“Smoke” by Dan Vyleta is the first teen novel I’ve read in quite a while (Twilight was the first and last teen novel bandwagon I hopped on and I learned that lesson well.). But the synopsis on the back sounded interesting, so I took a gamble with it.

It is set in turn-of-the-century England, and the main characters are two school boys and a school girl. All come from aristocratic families of varying degrees of wealth. At their boarding schools, they are taught how to control themselves so they don’t emit smoke, and outward sign of inward sin and vice. Everything they’ve been led to believe begins to unravel over Christmas break when they discover revolutionaries working to dispel the lies that all smoke is bad. The three teenagers get thrown into the middle of it–first working to thwart what they think is an evil plot before, at the very end, finding their beliefs challenged once again.

While I enjoyed this book, it took me longer than I anticipated to read. The writing style was different, and I am frankly surprised that Doubleday (a subsidiary of Penguin) published it (though, I will be the first to admit my knowledge of the publishing industry is by no means vast). The book is written in first person, which isn’t my favorite to begin with. For myself personally, it slows down my reading, I think because my mind is so used to reading in third person I just get tripped up on something new. What was surprising (and at first, very distracting. I didn’t like it at all), every other chapter is written in first person from the perspective of one specific character. It’s one of those things I imagine the writers of the course I’m taking would say never ever to even think about doing. And from reading it, I can understand both sides. It was a little confusing at first, but more than anything, simply it was distracting. It gave a different feel to the whole book. Yet the farther in I got, the more I began to kind of like it. It gives unique opportunity to get to know the inner workings of individual characters, and gives unique perspectives to what happened in the previous chapter, allowing for detail and depth that would otherwise be difficult to capture.

The book was well written, but I have to confess to being a little let down at the end.
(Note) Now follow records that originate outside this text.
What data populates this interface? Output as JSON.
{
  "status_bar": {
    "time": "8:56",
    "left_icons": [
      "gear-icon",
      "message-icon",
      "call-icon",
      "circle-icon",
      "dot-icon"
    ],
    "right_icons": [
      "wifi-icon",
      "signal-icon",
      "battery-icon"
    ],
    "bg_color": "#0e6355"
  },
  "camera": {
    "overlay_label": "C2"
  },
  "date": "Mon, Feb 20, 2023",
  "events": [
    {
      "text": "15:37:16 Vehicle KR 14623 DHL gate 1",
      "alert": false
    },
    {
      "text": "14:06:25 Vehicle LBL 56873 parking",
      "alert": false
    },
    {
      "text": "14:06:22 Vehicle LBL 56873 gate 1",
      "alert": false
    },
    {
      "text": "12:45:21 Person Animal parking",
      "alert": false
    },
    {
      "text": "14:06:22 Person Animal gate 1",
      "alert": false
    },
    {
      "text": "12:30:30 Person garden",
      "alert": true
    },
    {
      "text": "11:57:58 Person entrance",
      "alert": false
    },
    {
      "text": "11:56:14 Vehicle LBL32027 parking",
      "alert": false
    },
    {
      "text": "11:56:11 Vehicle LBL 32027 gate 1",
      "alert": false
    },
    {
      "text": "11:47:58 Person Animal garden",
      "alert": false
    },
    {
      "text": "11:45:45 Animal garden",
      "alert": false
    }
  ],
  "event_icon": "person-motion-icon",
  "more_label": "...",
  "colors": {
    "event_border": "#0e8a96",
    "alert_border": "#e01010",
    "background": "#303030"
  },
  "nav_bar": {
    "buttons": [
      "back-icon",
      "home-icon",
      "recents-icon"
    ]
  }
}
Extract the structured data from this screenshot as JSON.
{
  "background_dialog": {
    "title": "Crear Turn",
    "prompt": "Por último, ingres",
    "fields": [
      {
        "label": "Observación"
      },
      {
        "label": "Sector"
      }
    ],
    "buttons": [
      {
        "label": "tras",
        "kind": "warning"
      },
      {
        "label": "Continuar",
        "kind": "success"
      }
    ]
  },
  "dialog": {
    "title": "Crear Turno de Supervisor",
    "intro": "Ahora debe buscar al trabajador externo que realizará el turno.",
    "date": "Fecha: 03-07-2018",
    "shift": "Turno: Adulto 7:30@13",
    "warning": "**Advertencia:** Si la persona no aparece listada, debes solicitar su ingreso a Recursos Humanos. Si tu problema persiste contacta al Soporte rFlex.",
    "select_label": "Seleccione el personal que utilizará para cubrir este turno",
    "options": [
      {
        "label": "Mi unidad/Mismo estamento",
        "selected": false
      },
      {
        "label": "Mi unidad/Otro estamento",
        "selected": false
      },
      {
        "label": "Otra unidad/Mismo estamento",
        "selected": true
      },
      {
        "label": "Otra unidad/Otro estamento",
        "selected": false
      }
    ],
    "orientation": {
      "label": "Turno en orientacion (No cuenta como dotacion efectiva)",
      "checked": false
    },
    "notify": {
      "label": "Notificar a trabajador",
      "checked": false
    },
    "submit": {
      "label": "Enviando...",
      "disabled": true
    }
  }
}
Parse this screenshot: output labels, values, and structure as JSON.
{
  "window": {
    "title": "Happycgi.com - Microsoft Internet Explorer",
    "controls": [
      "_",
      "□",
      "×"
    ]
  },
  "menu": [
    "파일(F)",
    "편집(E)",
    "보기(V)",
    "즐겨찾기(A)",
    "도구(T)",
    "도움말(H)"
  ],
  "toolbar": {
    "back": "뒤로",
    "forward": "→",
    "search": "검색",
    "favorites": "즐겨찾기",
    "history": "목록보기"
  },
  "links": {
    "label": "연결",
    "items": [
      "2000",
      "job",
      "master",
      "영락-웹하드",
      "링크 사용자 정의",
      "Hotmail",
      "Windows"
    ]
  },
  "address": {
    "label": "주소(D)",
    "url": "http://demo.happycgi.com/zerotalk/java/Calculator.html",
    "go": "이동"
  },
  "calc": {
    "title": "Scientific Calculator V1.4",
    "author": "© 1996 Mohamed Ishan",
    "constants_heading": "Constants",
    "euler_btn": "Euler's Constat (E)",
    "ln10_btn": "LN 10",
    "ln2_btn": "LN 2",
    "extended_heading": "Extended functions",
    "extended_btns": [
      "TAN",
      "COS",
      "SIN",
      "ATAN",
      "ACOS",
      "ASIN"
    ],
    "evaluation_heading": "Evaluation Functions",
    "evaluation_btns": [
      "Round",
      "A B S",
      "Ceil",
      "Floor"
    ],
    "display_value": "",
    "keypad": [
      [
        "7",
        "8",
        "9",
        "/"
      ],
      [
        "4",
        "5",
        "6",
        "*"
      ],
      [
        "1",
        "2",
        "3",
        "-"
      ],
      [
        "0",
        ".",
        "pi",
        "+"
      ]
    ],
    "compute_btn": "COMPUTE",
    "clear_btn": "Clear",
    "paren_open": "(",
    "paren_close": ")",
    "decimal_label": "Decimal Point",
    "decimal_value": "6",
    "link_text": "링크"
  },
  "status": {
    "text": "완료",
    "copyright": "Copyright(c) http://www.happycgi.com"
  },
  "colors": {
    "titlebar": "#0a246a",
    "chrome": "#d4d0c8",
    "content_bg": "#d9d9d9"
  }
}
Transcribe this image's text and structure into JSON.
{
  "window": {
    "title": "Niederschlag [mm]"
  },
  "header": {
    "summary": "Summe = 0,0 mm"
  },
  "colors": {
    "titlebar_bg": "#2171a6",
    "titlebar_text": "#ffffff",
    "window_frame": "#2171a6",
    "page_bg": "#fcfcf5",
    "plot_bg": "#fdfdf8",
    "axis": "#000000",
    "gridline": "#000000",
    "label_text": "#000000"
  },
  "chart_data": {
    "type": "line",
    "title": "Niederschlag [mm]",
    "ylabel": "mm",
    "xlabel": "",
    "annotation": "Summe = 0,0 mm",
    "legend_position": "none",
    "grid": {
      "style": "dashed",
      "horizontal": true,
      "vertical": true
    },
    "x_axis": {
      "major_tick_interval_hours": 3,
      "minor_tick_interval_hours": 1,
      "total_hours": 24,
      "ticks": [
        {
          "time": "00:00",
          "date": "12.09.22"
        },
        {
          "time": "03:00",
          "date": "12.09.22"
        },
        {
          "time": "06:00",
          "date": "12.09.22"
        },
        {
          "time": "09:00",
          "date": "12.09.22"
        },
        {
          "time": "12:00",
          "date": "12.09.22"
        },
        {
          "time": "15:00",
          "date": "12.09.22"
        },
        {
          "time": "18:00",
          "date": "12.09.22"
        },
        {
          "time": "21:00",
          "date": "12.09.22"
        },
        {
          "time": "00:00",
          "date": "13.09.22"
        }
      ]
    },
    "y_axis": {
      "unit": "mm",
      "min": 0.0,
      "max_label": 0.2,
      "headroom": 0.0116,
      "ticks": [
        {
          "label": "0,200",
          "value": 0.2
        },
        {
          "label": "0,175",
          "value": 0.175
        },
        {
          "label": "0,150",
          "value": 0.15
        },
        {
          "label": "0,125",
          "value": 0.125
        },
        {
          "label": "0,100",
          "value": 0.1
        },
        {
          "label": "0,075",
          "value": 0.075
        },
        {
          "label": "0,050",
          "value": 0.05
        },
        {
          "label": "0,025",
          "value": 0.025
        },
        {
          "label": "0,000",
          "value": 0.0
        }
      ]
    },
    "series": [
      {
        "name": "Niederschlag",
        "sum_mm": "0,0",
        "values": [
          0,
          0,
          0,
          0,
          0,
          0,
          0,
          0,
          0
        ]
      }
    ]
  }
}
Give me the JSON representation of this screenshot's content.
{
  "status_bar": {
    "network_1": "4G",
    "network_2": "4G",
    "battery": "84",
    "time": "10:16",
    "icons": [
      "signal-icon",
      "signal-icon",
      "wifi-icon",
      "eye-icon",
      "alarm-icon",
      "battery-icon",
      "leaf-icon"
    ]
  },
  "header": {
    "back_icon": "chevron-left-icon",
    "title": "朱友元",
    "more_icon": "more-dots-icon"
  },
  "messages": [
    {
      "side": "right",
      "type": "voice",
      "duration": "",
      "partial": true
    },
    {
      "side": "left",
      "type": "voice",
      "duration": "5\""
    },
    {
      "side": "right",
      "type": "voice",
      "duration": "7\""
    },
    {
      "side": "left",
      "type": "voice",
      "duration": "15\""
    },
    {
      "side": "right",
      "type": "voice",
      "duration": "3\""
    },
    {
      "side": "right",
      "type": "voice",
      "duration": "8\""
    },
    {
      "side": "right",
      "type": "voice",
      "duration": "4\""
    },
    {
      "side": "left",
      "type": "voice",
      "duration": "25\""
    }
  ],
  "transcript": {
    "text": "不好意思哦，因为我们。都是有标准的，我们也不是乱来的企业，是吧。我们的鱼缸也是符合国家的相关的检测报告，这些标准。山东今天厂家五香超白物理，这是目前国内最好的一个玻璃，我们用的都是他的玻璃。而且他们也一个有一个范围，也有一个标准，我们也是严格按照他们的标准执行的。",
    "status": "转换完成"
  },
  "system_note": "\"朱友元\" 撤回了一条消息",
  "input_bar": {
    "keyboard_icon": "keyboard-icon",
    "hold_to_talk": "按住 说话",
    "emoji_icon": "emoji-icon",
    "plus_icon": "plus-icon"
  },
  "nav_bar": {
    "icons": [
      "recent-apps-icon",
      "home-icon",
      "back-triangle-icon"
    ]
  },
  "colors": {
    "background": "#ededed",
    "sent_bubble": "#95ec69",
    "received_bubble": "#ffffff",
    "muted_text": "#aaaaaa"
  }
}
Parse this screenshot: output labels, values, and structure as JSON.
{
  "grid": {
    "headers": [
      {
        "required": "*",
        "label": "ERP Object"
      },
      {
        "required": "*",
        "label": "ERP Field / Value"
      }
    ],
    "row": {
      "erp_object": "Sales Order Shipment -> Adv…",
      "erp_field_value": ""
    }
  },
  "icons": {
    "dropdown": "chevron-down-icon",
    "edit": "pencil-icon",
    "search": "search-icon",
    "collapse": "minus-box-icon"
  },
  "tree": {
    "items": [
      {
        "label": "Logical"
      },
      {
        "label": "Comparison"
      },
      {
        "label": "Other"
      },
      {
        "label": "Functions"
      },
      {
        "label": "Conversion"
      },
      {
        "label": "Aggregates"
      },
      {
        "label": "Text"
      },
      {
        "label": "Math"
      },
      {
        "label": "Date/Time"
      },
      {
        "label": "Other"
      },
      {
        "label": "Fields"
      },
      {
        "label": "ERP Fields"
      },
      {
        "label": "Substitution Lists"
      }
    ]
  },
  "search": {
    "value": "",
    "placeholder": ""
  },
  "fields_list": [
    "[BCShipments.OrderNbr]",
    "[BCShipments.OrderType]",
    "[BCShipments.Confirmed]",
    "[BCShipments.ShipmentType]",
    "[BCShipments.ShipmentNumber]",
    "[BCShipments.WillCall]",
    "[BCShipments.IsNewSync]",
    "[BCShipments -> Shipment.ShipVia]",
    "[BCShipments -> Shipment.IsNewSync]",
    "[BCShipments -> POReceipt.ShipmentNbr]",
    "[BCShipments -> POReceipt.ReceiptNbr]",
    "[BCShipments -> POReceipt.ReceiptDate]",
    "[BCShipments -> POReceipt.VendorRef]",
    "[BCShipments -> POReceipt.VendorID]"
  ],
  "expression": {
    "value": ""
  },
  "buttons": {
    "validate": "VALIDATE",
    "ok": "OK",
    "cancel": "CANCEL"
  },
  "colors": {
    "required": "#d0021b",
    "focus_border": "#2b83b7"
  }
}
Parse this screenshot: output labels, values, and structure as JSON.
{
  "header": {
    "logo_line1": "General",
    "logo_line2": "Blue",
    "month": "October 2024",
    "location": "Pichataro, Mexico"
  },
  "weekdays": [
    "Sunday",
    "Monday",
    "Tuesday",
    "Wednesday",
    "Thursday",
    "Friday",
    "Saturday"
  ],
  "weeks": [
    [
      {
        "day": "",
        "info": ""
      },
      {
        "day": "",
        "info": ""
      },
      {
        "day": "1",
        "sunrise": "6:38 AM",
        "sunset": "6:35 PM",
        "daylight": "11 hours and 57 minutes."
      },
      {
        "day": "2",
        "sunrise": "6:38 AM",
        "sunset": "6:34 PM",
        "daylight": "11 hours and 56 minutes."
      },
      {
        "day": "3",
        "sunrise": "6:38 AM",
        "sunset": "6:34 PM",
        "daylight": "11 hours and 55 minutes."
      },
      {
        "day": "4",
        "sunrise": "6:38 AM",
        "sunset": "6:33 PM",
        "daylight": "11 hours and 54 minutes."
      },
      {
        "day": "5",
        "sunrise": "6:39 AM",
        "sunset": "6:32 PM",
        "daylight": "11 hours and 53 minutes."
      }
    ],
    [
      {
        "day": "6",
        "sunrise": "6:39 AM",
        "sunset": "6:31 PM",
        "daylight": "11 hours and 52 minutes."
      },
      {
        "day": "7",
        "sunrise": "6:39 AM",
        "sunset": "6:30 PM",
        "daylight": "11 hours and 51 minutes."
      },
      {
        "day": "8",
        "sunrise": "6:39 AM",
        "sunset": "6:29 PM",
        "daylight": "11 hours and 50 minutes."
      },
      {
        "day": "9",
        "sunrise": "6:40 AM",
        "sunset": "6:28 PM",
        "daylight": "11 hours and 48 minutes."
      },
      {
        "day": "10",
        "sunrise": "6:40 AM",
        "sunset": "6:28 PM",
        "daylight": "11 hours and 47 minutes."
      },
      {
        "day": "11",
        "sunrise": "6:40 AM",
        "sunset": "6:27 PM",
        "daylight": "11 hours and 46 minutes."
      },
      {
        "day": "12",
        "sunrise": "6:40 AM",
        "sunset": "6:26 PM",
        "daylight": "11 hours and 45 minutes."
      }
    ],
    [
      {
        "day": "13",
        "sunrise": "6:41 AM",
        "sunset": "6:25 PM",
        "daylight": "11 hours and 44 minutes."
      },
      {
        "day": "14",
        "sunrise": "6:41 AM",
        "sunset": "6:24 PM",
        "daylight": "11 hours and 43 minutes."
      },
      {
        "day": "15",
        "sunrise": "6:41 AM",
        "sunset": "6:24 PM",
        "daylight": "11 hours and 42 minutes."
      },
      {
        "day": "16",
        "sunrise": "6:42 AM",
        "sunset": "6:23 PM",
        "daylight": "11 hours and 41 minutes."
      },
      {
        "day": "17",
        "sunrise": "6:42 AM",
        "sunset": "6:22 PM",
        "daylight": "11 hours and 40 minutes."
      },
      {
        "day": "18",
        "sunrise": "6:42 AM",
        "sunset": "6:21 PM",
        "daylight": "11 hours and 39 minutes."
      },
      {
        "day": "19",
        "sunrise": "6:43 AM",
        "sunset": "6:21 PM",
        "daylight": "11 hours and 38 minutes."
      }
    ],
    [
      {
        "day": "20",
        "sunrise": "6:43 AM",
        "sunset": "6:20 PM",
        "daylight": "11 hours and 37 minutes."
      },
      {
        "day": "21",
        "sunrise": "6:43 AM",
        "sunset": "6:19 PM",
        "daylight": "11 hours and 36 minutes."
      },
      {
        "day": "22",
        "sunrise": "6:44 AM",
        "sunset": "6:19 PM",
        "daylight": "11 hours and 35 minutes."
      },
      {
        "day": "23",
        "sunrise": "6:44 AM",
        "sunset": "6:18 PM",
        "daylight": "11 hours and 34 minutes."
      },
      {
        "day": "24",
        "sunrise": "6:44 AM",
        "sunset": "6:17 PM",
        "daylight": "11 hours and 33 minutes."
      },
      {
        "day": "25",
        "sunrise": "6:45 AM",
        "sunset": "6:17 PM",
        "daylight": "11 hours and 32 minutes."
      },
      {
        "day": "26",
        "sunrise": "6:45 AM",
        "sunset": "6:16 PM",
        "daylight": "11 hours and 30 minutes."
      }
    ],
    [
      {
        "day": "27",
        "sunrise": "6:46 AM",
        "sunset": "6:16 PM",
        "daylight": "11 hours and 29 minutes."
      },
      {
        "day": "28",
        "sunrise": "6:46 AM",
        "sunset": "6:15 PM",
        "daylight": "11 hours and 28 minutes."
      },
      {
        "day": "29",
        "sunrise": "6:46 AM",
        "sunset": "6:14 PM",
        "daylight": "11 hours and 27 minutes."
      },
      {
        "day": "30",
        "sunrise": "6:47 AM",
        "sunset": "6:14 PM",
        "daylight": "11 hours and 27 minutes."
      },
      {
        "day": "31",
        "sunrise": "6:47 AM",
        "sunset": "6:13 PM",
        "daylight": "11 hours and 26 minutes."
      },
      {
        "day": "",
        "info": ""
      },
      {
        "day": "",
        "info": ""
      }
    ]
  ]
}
The one event, the plot that the whole storyline hinged on, felt unexplained. I didn’t understand the “why” behind it, or perhaps it was the “how” that was missing, or a combination of both. Also, I don’t anticipate a sequel to the book, so the ending left me hanging, wondering what happened a month, two months, even six months later. Our protagonists commit an act not knowing what will happen. And there the book ends, without any hint at what did happen. I wanted an epilogue to tell me that. Or, perhaps if we’d had more detail into the “why” and “how,” it would have lent itself better to an educated guess. All we can really know, or guess, is that there was a smoke revolution in London, and everyone was infected, or affected. But what the purpose and aftermath of that was, is open to imagination.

All said and done, however, I enjoyed “Smoke.” I went in to it uncertain, especially the first few chapters in. But I don’t think it was an exaggeration to call it a “tale of Dickensian intricacy.” Vyleta did a good job providing just enough detail to keep me guessing at what exactly was going on, and whether anyone was truly the villain.

“Smoke” is scheduled for release on May 24.